Equity World Surabaya – Dolar menguat terhadap yen di Asia awal pada hari Senin di tengah data ringan di depan regional dengan kemajuan paket pemotongan pajak AS yang fokus minggu ini seiring dengan perubahan di Fed.

USD / JPY berpindah tangan pada 111,66, naik 0,12%, sementara AUD / USD diperdagangkan di 0,7613, turun 0,04%.

Indeks dolar A.S., yang mengukur kekuatan greenback terhadap sekumpulan enam mata uang utama tertimbang, terakhir dikutip turun 0,34% menjadi 92,72.

 

Equity World Surabaya : Dollar AS Menguat sesi asia

Minggu ini, perubahan penjaga di Federal Reserve akan menjadi fokus besar bagi investor, serta sejumlah penutur Fed terjadwal, termasuk ketua saat ini dan kepala bank sentral A.S.. Data A.S mengenai pendapatan dan pengeluaran pribadi, yang mencakup data pengeluaran pengeluaran konsumsi pribadi, metrik inflasi yang disukai Fed, juga akan diawasi ketat.

Pekan lalu, dolar jatuh ke level terendah sejak pertengahan Oktober terhadap sekeranjang mata uang utama lainnya pada hari Jumat karena data zona euro menunjukkan pertumbuhan yang solid, sementara kekhawatiran bertahan terhadap laju inflasi A.S. yang meleleh.

Dolar tetap berada di kaki belakang setelah pertemuan Rabu di bulan November Federal Reserve menunjukkan bahwa beberapa pejabat khawatir inflasi akan tetap di bawah target 2% bank lebih lama dari perkiraan.

Risalah tersebut menggemakan komentar oleh Ketua Fed Janet Yellen awal pekan ini bahwa dia tidak yakin dengan prospek inflasi.
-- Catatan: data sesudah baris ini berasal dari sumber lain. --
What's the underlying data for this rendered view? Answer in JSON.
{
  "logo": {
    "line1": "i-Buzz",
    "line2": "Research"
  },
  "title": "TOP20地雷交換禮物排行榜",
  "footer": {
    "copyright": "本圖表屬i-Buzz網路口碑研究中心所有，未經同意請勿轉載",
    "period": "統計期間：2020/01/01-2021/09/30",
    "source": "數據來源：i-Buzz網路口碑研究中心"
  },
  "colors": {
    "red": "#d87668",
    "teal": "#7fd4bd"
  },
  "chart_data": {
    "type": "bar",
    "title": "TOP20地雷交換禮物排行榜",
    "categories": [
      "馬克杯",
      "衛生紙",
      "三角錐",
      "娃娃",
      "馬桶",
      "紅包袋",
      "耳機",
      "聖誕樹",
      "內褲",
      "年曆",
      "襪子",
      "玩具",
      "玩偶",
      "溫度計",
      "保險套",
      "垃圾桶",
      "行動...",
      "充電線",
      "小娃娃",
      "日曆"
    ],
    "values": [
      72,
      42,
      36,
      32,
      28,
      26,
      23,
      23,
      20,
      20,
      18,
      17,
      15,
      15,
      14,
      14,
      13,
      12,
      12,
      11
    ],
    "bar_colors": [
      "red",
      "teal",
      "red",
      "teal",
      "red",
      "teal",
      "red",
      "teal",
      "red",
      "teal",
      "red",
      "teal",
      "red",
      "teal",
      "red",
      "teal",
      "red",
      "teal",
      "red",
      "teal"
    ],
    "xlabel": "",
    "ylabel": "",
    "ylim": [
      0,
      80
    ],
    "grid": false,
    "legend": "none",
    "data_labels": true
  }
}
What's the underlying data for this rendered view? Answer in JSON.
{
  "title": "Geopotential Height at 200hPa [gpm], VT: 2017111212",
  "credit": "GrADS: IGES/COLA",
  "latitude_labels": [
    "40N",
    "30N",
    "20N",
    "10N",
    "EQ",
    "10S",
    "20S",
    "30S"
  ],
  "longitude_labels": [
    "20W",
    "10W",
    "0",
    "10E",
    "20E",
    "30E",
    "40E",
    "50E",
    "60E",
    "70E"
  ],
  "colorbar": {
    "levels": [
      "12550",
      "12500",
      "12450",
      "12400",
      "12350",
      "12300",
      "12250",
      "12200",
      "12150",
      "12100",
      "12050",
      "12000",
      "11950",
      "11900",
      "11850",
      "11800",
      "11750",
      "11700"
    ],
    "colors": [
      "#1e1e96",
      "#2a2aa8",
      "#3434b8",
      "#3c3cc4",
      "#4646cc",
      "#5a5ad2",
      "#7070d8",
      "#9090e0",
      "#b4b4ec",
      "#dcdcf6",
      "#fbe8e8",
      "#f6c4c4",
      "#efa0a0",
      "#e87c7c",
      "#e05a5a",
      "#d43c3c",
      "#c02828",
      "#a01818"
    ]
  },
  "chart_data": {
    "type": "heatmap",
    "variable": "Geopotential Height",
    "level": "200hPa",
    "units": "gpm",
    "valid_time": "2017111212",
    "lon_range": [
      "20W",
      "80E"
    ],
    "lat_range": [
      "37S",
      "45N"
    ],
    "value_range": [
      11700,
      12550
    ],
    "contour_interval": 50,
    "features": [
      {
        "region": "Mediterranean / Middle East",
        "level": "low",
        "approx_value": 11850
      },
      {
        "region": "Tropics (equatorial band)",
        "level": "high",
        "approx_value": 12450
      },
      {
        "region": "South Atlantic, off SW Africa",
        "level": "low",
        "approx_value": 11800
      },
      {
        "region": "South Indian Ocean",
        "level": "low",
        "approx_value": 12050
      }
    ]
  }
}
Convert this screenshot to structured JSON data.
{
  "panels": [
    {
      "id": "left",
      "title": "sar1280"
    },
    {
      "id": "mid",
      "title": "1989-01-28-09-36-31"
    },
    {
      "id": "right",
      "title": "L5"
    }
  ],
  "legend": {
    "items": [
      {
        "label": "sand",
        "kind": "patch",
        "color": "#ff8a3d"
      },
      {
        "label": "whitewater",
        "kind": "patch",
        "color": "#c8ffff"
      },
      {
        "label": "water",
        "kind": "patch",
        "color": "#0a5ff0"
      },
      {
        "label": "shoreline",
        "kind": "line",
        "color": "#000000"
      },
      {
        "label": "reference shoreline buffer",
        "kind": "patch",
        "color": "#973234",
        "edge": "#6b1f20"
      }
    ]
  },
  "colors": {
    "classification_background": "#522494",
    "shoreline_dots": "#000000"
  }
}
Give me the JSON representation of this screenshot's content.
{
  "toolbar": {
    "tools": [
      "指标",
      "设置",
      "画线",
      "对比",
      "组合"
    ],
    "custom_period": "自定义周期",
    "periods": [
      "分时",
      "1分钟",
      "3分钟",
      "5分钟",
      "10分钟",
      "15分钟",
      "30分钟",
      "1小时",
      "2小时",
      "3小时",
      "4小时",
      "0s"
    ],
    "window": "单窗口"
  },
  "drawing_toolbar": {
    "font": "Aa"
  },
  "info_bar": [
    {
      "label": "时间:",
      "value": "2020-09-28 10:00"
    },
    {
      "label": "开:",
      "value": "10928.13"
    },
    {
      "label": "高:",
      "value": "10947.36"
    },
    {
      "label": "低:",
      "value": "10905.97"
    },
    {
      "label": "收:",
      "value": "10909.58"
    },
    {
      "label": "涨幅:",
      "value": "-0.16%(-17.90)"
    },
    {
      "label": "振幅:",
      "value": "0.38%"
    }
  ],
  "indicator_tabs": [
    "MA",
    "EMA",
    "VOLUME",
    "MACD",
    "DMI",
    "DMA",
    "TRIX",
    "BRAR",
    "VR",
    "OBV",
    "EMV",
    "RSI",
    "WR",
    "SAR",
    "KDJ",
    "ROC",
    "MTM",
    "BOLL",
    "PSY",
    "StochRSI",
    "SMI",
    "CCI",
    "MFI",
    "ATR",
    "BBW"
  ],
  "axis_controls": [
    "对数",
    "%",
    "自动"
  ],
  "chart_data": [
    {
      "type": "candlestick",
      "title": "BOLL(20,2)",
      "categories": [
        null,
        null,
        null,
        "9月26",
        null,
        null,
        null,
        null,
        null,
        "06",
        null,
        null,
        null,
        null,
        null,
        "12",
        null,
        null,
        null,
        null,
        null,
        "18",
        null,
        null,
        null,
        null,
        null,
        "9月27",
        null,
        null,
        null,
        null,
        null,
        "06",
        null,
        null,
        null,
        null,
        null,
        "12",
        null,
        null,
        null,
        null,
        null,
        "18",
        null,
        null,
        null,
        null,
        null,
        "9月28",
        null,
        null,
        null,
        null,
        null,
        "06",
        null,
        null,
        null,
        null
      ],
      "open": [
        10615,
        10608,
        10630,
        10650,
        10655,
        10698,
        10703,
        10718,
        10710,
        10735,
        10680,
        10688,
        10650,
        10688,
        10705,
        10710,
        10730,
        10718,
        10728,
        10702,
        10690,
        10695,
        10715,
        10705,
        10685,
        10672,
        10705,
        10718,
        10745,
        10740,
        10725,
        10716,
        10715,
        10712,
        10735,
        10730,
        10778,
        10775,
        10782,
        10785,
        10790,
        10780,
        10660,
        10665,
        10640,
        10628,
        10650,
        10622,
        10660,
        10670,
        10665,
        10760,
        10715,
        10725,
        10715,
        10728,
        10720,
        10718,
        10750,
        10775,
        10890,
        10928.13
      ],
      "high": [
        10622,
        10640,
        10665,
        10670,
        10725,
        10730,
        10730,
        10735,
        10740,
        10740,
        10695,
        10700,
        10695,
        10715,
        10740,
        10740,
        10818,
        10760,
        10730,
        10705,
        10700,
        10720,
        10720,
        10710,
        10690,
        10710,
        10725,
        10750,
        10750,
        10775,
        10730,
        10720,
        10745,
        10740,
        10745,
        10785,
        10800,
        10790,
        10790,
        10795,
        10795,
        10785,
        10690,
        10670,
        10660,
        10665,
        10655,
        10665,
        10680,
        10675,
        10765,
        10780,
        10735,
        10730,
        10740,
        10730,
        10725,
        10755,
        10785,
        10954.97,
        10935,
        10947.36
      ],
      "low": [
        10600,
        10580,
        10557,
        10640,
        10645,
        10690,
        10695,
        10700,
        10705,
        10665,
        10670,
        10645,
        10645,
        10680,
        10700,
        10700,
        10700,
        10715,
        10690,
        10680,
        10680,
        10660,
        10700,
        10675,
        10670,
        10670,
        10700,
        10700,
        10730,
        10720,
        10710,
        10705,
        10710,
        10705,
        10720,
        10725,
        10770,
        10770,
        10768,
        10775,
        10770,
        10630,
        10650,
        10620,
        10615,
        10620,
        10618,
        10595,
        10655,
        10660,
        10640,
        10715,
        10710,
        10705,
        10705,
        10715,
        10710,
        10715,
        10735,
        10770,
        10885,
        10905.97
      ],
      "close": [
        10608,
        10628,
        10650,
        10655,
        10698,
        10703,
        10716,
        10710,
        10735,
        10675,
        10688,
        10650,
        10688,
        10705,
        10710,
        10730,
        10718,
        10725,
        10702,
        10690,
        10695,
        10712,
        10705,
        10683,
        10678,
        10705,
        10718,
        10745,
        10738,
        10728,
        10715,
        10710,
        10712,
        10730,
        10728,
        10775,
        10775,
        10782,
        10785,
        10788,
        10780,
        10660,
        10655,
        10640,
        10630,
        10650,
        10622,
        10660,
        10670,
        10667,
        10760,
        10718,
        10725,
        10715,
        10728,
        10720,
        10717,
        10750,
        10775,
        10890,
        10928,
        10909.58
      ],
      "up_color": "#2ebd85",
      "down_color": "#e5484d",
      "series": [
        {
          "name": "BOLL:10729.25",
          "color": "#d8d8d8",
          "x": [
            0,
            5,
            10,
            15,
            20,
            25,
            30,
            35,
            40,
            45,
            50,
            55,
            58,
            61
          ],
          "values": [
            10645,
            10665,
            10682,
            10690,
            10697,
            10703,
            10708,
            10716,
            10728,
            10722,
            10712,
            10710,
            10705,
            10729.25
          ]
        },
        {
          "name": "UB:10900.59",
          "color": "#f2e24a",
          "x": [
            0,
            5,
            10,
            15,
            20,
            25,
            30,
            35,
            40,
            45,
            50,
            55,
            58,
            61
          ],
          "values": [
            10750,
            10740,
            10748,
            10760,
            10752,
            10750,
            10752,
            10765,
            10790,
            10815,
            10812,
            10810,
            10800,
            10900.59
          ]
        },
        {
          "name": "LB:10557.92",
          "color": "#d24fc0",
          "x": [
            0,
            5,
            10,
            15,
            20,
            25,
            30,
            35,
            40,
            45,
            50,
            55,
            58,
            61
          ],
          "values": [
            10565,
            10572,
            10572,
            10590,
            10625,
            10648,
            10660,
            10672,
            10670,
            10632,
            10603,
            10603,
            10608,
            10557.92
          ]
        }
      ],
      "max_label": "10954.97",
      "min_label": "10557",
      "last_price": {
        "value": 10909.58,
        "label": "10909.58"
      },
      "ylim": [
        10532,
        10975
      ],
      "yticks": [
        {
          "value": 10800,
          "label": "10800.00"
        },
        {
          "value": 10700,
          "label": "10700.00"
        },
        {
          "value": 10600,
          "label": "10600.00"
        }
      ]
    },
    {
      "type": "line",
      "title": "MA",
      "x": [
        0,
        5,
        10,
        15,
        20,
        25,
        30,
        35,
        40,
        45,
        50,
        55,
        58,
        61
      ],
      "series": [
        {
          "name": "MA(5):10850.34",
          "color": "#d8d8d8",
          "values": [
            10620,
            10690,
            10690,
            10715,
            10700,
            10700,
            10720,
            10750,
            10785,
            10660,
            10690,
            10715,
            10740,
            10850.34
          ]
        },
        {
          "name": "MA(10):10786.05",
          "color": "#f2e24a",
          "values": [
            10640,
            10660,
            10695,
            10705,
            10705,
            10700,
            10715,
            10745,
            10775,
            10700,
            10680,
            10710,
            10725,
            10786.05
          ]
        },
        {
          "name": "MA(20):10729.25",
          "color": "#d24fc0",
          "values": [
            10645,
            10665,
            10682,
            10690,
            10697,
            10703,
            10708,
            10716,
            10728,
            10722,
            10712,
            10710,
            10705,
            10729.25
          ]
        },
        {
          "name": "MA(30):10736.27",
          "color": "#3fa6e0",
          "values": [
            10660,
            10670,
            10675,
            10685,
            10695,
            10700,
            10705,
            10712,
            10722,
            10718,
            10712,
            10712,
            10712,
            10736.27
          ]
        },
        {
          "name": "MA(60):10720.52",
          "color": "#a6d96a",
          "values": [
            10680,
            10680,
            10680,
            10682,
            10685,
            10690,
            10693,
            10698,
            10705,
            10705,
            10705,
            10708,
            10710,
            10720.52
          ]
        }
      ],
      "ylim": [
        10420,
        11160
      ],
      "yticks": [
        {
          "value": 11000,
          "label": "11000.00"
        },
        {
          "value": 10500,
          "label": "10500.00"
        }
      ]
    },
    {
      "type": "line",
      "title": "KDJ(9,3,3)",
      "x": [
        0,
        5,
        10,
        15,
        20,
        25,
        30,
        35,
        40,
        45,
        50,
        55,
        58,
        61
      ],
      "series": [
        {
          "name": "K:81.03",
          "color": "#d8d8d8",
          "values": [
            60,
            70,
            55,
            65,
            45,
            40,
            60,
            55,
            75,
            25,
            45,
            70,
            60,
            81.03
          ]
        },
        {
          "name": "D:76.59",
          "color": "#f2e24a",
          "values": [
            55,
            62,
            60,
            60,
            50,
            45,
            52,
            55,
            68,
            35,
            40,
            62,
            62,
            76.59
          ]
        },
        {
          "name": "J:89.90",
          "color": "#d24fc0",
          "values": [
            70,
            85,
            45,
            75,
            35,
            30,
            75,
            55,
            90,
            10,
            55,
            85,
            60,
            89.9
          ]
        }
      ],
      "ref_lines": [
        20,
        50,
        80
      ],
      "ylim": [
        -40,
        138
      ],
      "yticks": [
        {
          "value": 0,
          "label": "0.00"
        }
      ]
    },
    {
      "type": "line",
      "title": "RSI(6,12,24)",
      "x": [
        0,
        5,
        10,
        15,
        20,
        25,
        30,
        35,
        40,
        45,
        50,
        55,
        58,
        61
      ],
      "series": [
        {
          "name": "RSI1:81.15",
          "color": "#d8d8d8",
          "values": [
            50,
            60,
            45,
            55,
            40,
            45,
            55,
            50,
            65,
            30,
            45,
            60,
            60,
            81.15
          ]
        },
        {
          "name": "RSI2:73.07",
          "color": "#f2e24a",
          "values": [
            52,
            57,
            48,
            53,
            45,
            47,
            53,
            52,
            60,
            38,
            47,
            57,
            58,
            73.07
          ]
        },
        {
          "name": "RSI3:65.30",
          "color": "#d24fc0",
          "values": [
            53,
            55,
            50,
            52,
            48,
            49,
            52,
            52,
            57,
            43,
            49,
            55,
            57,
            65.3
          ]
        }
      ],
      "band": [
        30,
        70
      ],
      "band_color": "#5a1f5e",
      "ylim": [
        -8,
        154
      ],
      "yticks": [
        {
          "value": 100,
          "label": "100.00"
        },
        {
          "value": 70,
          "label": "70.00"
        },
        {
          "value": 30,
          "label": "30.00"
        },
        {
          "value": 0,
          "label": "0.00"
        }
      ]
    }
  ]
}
Sementara kenaikan suku bunga pada bulan Desember masih hampir sepenuhnya terjangkau, investor mengurangi harapan untuk kenaikan suku bunga lebih lanjut di tahun 2018, dengan menurunkan dolar.

Sebuah laporan pada hari Jumat menunjukkan bahwa kepercayaan bisnis Jerman mencapai rekor tertinggi di bulan November, menempatkan ekonomi terbesar wilayah euro di jalur untuk booming.

Data tersebut muncul satu hari setelah data resmi menunjukkan ekspor dan peningkatan investasi bisnis merupakan pendorong utama pertumbuhan zona euro pada kuartal ketiga, yang mengindikasikan bahwa kenaikan yang kuat akan berlanjut hingga tahun depan.

Data yang kuat membantu mengimbangi kekhawatiran akan ketidakpastian politik di Jerman, di mana Kanselir Angela Merkel mencoba membentuk pemerintah koalisi minoritas setelah pemilihan baru-baru ini membuat partai-partai yang didirikan mengundurkan diri di parlemen.